Roll the Bones by Michael M. Jones – Games of chance at a casino, and the alternate lives such games can create for the player, win or lose. A dark parable about the way chance can make or break a person, and that circumstances are only ever seconds away from changing, even without the pressure to play the game.
Vultures on the Ground by V. R. Collins – Two mech riders find the ruined and overgrown skeleton of a mech even larger than theirs, from before some sort of endtime. I really enjoyed this one, it had a quiet and contemplative tone I haven’t seen carry a mech story before. The plains setting in this one breaks from the desert setting of the other stories a bit, but as someone who lives where the high plains meet the high dessert, I could see the continuation. I loved the descriptions of the environment as well, the plains and its long endless grass adding to the contemplative mood, while also adding a small touch of discomfort, that the plains could go on forever, that it would be so easy to get lost in it, that the mech rider’s job of mapping is so important as the grass grows ever onward. But the mech riders are there, and they will take note of whatever old-world bones lie in wait in the long grass.

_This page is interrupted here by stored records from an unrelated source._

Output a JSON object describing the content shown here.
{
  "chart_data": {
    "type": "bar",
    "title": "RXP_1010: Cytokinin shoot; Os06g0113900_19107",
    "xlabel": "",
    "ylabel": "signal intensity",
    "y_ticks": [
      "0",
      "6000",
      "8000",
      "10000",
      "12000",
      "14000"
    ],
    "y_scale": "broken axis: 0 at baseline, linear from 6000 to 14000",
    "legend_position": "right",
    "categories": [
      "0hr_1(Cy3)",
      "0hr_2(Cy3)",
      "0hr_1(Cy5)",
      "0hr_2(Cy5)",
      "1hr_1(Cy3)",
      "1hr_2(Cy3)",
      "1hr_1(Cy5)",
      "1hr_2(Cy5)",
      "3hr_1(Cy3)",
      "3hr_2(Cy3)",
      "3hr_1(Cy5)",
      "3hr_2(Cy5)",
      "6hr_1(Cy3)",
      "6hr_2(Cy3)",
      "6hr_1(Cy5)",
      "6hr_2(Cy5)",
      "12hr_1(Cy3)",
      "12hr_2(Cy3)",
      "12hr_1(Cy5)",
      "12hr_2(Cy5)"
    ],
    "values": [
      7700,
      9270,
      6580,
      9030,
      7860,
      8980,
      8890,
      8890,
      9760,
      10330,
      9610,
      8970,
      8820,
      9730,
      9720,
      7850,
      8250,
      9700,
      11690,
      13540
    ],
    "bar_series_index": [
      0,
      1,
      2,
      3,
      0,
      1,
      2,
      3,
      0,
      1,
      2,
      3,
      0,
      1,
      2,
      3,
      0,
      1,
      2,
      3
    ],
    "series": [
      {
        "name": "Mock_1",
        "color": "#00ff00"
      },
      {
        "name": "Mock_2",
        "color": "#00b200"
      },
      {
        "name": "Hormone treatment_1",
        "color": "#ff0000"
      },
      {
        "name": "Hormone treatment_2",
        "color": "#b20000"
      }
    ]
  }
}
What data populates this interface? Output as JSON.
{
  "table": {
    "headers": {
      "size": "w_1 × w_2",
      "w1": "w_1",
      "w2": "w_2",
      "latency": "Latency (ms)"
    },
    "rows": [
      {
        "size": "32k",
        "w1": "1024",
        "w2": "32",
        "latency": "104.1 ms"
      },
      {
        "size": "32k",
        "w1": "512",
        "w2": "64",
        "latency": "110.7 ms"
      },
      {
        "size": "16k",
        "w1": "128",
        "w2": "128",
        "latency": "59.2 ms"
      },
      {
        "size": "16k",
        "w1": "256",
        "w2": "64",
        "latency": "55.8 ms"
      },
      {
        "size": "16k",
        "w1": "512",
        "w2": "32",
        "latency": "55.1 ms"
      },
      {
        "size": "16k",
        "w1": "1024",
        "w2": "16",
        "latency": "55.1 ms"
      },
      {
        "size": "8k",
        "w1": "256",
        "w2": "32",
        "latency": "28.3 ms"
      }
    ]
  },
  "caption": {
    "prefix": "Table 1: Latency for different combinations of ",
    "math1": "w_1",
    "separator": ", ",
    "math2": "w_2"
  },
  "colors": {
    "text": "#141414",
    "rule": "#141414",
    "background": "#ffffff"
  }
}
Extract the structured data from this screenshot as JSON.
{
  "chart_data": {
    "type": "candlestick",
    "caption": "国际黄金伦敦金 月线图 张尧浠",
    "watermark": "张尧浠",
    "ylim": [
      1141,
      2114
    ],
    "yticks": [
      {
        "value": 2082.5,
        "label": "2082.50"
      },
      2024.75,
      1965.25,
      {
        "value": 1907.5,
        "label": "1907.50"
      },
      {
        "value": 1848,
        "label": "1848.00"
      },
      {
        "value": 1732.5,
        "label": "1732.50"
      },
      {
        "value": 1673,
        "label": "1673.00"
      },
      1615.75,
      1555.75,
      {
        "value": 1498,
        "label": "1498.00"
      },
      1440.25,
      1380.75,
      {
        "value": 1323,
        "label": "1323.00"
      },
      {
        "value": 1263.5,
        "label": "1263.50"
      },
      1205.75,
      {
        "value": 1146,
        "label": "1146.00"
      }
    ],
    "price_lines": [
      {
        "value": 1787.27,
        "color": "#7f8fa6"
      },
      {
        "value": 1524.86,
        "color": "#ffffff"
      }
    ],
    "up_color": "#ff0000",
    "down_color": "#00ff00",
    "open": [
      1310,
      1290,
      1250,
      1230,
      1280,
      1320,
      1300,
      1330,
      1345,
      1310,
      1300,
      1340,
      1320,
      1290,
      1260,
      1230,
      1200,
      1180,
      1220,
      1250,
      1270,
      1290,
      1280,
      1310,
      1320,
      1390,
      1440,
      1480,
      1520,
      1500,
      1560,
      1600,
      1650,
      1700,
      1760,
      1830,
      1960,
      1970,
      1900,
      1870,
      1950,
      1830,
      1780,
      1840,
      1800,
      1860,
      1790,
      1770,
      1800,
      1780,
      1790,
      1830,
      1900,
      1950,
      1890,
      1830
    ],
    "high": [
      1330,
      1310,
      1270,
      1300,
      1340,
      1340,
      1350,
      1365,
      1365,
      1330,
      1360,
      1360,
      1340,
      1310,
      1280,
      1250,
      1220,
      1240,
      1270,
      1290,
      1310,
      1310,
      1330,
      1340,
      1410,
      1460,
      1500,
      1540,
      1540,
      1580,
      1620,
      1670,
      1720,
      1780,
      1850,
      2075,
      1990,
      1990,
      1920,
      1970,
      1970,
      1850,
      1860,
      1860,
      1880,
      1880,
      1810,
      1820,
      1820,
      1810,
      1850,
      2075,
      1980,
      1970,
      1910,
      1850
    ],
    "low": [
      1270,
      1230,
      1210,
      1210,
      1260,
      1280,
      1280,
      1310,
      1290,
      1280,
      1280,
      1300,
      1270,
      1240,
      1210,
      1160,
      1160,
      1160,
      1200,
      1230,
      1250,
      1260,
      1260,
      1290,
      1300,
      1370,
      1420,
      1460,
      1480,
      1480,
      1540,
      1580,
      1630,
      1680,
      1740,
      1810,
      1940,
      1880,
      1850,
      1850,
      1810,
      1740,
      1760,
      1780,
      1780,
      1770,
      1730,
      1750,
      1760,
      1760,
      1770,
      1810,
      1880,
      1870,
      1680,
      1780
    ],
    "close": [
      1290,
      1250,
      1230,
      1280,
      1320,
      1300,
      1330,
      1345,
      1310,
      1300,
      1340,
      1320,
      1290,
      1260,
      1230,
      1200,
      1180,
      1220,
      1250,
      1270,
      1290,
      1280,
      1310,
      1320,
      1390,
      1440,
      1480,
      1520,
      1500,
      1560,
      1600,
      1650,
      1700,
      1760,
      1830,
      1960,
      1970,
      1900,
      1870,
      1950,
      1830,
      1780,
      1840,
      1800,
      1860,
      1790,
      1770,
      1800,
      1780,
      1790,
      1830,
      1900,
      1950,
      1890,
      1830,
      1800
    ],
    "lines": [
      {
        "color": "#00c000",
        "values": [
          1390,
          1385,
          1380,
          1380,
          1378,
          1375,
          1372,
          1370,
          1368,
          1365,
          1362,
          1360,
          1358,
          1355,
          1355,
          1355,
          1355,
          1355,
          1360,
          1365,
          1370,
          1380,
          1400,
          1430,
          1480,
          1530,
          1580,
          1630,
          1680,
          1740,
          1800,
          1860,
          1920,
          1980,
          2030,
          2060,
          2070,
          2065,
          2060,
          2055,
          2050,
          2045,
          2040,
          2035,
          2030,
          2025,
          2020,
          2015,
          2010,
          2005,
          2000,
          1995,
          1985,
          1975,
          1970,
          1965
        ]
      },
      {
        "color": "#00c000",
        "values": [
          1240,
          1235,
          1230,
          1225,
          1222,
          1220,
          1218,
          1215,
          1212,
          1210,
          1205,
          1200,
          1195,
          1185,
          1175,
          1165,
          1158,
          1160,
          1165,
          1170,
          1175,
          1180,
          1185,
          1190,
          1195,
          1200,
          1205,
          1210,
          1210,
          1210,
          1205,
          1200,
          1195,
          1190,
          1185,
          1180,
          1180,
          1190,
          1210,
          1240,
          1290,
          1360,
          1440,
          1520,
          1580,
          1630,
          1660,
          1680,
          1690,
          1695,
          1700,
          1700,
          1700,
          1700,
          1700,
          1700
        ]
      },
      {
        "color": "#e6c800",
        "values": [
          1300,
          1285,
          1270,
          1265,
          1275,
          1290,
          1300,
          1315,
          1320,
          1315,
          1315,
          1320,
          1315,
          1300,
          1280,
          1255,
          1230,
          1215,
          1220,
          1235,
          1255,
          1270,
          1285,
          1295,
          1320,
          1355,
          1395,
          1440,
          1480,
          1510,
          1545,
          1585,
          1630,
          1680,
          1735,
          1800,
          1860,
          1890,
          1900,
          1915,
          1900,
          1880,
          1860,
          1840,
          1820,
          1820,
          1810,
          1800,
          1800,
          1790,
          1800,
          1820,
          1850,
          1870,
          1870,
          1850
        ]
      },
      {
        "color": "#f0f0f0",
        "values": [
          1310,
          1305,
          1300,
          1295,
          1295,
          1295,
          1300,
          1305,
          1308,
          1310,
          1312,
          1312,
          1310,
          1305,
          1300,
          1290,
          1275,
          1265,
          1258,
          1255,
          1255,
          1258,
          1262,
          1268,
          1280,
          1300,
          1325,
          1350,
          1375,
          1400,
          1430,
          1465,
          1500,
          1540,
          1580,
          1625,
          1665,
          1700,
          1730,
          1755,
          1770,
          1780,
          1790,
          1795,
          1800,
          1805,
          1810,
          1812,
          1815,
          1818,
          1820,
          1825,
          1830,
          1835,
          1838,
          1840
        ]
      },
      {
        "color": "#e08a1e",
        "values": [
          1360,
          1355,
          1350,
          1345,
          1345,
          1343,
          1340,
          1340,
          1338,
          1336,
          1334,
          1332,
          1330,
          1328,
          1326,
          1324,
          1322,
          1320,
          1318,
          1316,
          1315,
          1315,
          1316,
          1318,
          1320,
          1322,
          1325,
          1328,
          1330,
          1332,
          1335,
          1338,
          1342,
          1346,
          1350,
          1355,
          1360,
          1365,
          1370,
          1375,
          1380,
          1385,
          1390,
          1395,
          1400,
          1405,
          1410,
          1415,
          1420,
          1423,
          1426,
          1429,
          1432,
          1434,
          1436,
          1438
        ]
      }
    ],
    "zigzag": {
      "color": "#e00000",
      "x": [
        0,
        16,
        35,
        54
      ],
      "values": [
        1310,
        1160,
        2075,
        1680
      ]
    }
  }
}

Born Unto Trouble by K. A. Sutherland – Zoologist Elly arrives at the impoverished desert town of Little Ursa with an angry mother dragon hot on her heels, and has to find an egg thief with the help of the mayor before Little Ursa is wiped off the face of the earth. I really enjoyed the mild misdirect that happens early in the story, as well as the cool twist on dragon powers. Kindness and desperation and the rough edges that come from years in a worn-down desert town all run through the characters as they race against time and beasts that exist beyond the reach of the slow crawl of years.